Entah sejak kapan Huande meninggalkan bangku dan kini telah berada tepat di depanku. Tatapan tenang nan dalam itu menyebalkan, selalu berhasil menembus sanubariku. Membagi kehangatan yang sama seperti dulu.
Sejenak kemudian, aku mendorong Huande kasar. "Lancang lu!" Enggan lagi menerima rasa itu, karena mau jadi apa aku di hadapan Papa yang mengawasi dari langit.
Aku ingin berhenti menyesal, menebus kesalahan, dan lebih serius mengubah sikap.
Suasana kelas berubah seketika, aku bisa merasakannya. Semula masih ada satu dua yang mengobrol lirih, kini sunyi bagai dilahap kegelapan. Seluruh mata mengarah kemari, dengan pancaran kengerian.
Litan menoleh belakang, padaku. "Kay?"
Leher tercekat dan mataku terasa panas. Ini tidak mudah. Jemari menggenggam. Membalikkan badan agar tak memandang Huande lebih lama lagi.
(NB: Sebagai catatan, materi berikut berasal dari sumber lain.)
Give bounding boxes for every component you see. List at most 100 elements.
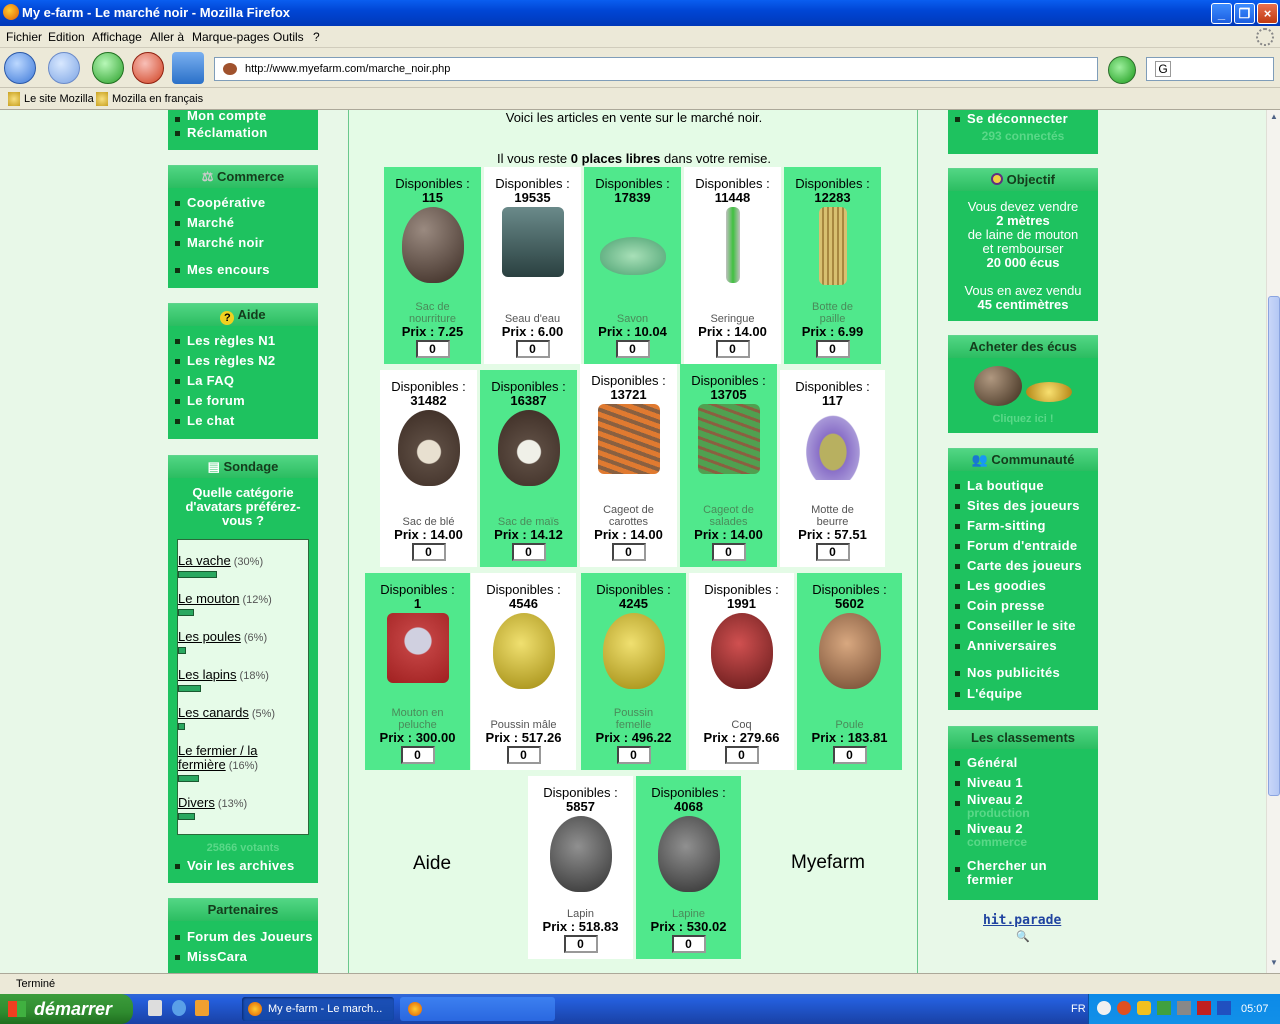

Dampak yang diberikan pemuda itu masih sama. Aku tak bisa menghancurkan tempat istimewanya di hati, hanya dalam semalam. Yang ada, harus mati-matian menahan gejolak membara dalam batin sampai benar-benar bisa melupakan Huande.
Ini memang menyakitkan, tetapi tak bisa berhenti selama gelang pemberian Papa masih berada di tangan. Penyesalan dan rasa bersalah atas peristiwa dulu selalu menguatkanku—atau lebih tepatnya menyiksa.
Langkah kaki tergesa-gesa terdengar. Entah mengapa, pikiran telah menebak siapa gerangan kemari. "Kenapa cuma Huande yang dibantu Kahiyang? Gue juga mau!"
Litan menghela napas panjang. Meletakkan satu tangan di pinggang, sedangkan lainnya di pinggiran meja guru. "Sebelum itu, Ju, gue mau tanya. Lu harus menekan tombol yang mana? Jam berapa? Terus tempatnya di mana?"